The very word "medieval" sends a shiver up the spine, connoting benightedness and brutality while conjuring up images of sadistic punishments long ago outlawed by the precepts of a more enlightened age. In fact, the period between 500 and 1500, the European Middle Ages, does not appear particularly violent compared to 20th-century Europe. Nonetheless, some of the punishments employed by medieval authorities would strike most modern Europeans as both cruel and unusual.

  1. Imprisonment

    • Dark, wet, claustrophobic, vermin-infested, reeking of human waste, dungeons made hellish prisons.
      Dark, wet, claustrophobic, vermin-infested, reeking of human waste, dungeons made hellish prisons.

      Because public authorities lacked the wealth needed for holding prisoners on a large scale, imprisonment was much less used during the Middle Ages than today, suggest the UK's National Archives. Yet for those poor souls in them, dungeons inflicted hideous punishment.
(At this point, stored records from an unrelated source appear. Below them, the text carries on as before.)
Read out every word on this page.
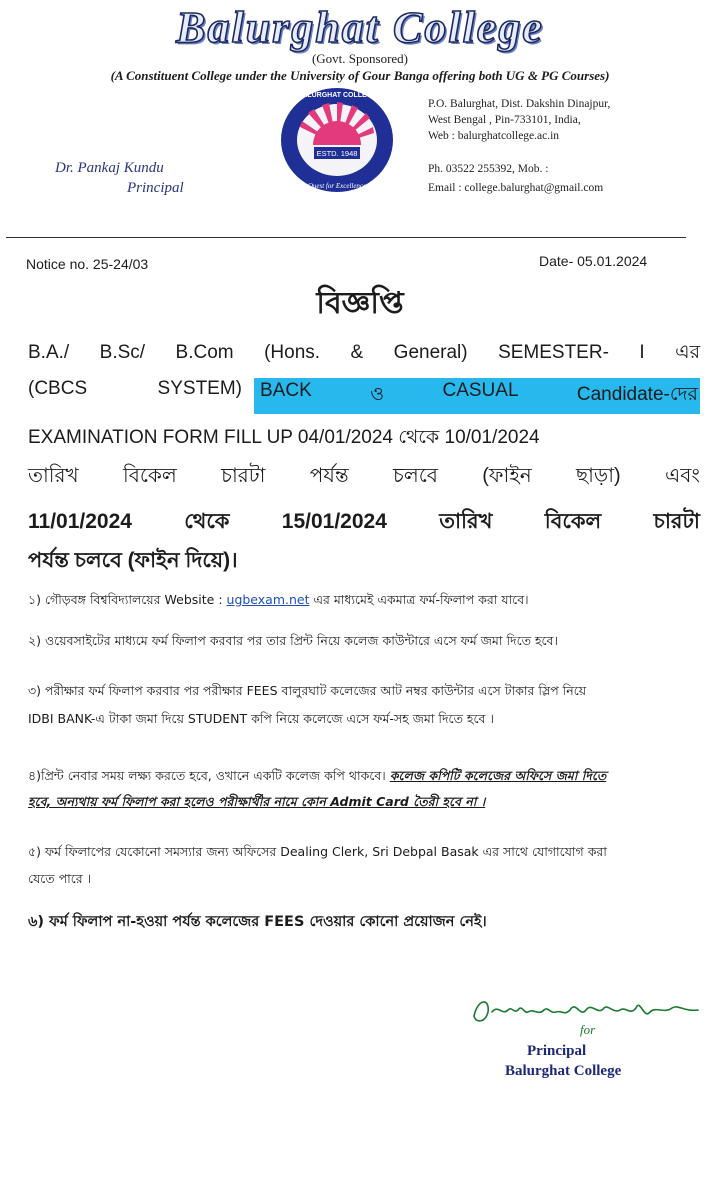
Balurghat College
(Govt. Sponsored)
(A Constituent College under the University of Gour Banga offering both UG & PG Courses)
ESTD. 1948
BALURGHAT COLLEGE
Quest for Excellence
P.O. Balurghat, Dist. Dakshin Dinajpur,
West Bengal , Pin-733101, India,
Web : balurghatcollege.ac.in
Ph. 03522 255392, Mob. :
Email : college.balurghat@gmail.com
Dr. Pankaj Kundu
Principal
Notice no. 25-24/03	Date- 05.01.2024
বিজ্ঞপ্তি
B.A./ B.Sc/ B.Com (Hons. & General) SEMESTER- I এর
(CBCS	SYSTEM) BACK	ও	CASUAL	Candidate-দের
EXAMINATION FORM FILL UP 04/01/2024 থেকে 10/01/2024
তারিখ বিকেল চারটা পর্যন্ত চলবে (ফাইন ছাড়া) এবং
11/01/2024 থেকে 15/01/2024 তারিখ বিকেল চারটা
পর্যন্ত চলবে (ফাইন দিয়ে)।
১) গৌড়বঙ্গ বিশ্ববিদ্যালয়ের Website : ugbexam.net এর মাধ্যমেই একমাত্র ফর্ম-ফিলাপ করা যাবে।
২) ওয়েবসাইটের মাধ্যমে ফর্ম ফিলাপ করবার পর তার প্রিন্ট নিয়ে কলেজ কাউন্টারে এসে ফর্ম জমা দিতে হবে।
৩) পরীক্ষার ফর্ম ফিলাপ করবার পর পরীক্ষার FEES বালুরঘাট কলেজের আট নম্বর কাউন্টার এসে টাকার স্লিপ নিয়ে
IDBI BANK-এ টাকা জমা দিয়ে STUDENT কপি নিয়ে কলেজে এসে ফর্ম-সহ জমা দিতে হবে ।
৪)প্রিন্ট নেবার সময় লক্ষ্য করতে হবে, ওখানে একটি কলেজ কপি থাকবে। কলেজ কপিটি কলেজের অফিসে জমা দিতে
হবে, অন্যথায় ফর্ম ফিলাপ করা হলেও পরীক্ষার্থীর নামে কোন Admit Card তৈরী হবে না ।
৫) ফর্ম ফিলাপের যেকোনো সমস্যার জন্য অফিসের Dealing Clerk, Sri Debpal Basak এর সাথে যোগাযোগ করা
যেতে পারে ।
৬) ফর্ম ফিলাপ না-হওয়া পর্যন্ত কলেজের FEES দেওয়ার কোনো প্রয়োজন নেই।
for
Principal
Balurghat College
Underground, beneath a round tower, without light or sanitation and with water, mud, mold and vermin covering the floor, a typical dungeon often had no window or other outlet except for an overhead trapdoor down which the prisoner and, later, food and drinking water, could be lowered by rope, Roger Smith observes in his book "The History of Incarceration."

    Shaming

    • Offenders were put in restraints for the amusement of passersby.
      Offenders were put in restraints for the amusement of passersby.

      Intending to shame offenders by humiliating them before their peers, medieval authorities sometimes used stocks and, for women, the ducking stool, the UK's National Archives observes. The stocks typically consisted of a wooden frame with holes in which the victim's hands, feet, head or some combination of these could be held while the public looked on. The ducking stool was a chair attached to the end of a plank that rested on a fulcrum, which enabled the seat to be lowered and lifted. Tied to the chair, the offending woman could be dunked in water before the eyes of her neighbors.

    Torture

    • Medieval torture devices inflicted manifold agony on their victims.
      Medieval torture devices inflicted manifold agony on their victims.

      Deputy editor of the "Western Journal of Medicine," Gavin Yamey conveys the gruesome nature of medieval torture techniques -- thumbscrews, head squeezers, stretching racks and interrogation chairs with spikes. Such devices typically aimed to crush, break or shatter bone, stretch limbs, or slice, burst or tear flesh, leaving victims to die slowly of dehydration, blood loss, infection, or some combination of such afflictions. To deter crime, authorities typically made spectacles out of punishments including mutilation, burning alive, burial alive, decapitation, and branding, says Smith. In branding, torturers applied red-hot irons to various parts of the body, Linda Alchin notes at her educational website Medieval-Life-and-Times.

    Execution

    • People accused of heresy or witchcraft were sometimes burned at the stake.
      People accused of heresy or witchcraft were sometimes burned at the stake.

      In medieval England, execution was normally done by hanging -- a form of punishment reserved for the most serious offenses such as murder, forgery, arson and stealing goods worth more than a schilling, according to the UK National Archives. With the start of the Inquisition in the early 13th century, burning became a method of execution used throughout western and central Europe for heretics, Jews and persons accused of witchcraft, notes the Jewish Virtual Library. Bound to stakes, victims were often strangled first to limit their agony but, if they failed to confess the crimes of which they were accused, executioners dispensed with strangulation, allowing the flames to wreak their full anguish.